Some episodes are more adept than others in forging theory, autofiction and imagery into a coherent whole. The book’s distinctive – if somewhat limiting – focus on Germany resurfaces in Daniel Bendix and Hangula Werner’s “Tracking Trauma: German Genocides at Home and Abroad,” which offers a much-needed intervention in Germany’s memoryscape by drawing parallels between the Holocaust and the colonial genocide of the Ovaherero, Nama, San, and Damara peoples in what is now Namibia. Although clearly well-researched, the story struggles to find its narrative footing, with the plot and dialogue feeling somewhat like an afterthought. 

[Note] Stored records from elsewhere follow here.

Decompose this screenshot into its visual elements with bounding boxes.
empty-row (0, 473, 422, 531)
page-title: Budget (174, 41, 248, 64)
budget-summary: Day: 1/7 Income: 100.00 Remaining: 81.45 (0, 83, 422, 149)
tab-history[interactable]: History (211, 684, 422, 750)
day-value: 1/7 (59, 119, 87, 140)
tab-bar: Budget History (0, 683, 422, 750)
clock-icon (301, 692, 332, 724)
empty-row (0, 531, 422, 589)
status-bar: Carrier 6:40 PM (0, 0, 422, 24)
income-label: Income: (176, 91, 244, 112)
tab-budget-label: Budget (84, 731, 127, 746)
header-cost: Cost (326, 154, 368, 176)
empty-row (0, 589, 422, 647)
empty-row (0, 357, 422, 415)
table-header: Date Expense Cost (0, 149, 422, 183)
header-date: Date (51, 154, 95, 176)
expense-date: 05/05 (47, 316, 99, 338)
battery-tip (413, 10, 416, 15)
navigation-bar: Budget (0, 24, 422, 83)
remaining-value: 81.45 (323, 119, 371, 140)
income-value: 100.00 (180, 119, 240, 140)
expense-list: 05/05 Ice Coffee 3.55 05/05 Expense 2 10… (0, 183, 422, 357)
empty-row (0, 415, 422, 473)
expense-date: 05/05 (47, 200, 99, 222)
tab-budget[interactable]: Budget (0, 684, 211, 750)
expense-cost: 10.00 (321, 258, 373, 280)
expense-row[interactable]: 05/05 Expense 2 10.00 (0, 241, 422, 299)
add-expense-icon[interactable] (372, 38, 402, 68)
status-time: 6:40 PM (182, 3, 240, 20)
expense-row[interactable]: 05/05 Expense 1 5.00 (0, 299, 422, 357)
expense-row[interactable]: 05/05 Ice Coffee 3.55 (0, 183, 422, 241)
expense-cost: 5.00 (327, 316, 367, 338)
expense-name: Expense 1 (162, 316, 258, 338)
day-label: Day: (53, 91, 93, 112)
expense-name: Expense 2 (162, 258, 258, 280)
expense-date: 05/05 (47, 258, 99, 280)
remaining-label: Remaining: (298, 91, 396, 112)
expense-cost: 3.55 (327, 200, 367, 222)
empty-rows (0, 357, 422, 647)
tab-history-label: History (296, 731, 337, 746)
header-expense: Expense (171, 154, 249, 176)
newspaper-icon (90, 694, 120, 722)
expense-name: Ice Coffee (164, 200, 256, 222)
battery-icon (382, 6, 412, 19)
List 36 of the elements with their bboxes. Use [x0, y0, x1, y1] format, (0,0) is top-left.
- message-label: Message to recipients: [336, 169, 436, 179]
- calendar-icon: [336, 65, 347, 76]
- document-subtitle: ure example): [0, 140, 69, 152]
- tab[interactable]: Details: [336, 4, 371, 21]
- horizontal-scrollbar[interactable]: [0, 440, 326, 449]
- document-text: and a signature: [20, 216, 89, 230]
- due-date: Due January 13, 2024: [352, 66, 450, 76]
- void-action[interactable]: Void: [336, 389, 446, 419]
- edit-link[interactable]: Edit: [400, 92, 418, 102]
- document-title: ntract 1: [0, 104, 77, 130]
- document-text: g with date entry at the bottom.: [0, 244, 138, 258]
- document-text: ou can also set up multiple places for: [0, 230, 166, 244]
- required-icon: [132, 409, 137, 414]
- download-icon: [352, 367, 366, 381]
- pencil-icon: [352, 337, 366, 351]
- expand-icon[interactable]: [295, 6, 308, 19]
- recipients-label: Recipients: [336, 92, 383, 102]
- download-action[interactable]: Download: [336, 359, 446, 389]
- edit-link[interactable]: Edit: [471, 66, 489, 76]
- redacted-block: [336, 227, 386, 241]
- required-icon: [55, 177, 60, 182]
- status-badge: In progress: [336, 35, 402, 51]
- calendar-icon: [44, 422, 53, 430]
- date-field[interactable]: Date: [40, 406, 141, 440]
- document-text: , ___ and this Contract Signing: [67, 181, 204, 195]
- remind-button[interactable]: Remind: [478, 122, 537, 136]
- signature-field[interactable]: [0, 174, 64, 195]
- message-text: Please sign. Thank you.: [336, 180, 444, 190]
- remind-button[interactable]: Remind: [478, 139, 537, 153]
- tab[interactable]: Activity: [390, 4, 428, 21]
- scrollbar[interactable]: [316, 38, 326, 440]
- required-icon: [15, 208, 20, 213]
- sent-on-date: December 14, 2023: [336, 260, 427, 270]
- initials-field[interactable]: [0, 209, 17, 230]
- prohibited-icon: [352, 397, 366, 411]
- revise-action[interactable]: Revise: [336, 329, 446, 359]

These authors have clearly reflected on their own positionalities in relation to colonialism and its enduring legacies. One might therefore have expected a story exploring the book’s own migration, both conceptual and physical, from writers to publishers all the way to its readers. In the introduction, the authors emphasize the significant colonial power structures at play in the distribution of cultural resources – for instance, who receives funding and who earns royalties. Paid for by the European Union and several German cultural institutions, created by a largely European-based group of writers, and published by Quebec-based Daraja Press, the book’s own journey serves as a fascinating case study in how knowledge, and other forms of capital and power, continue to travel global routes shaped by colonial histories. 

Episodes from a Colonial Present largely succeeds in its goal of bringing postcolonial critique into the everyday. An engaging read, the graphic novel is strongest when its illustrations are seamlessly integrated with its theoretical and autofictional foundations, rather than simply layered over them. While Episodes from a Colonial Present’s focus on Germany’s implication in colonial crimes offers a novel perspective for readers from elsewhere, the book sometimes struggles to balance this with its broader global claims – at points assuming a decidedly European audience. mRb

Jasper Sattentau is an editor and translator based in Montreal. He is also a PhD student researching the reception of Global South literature in the Global North.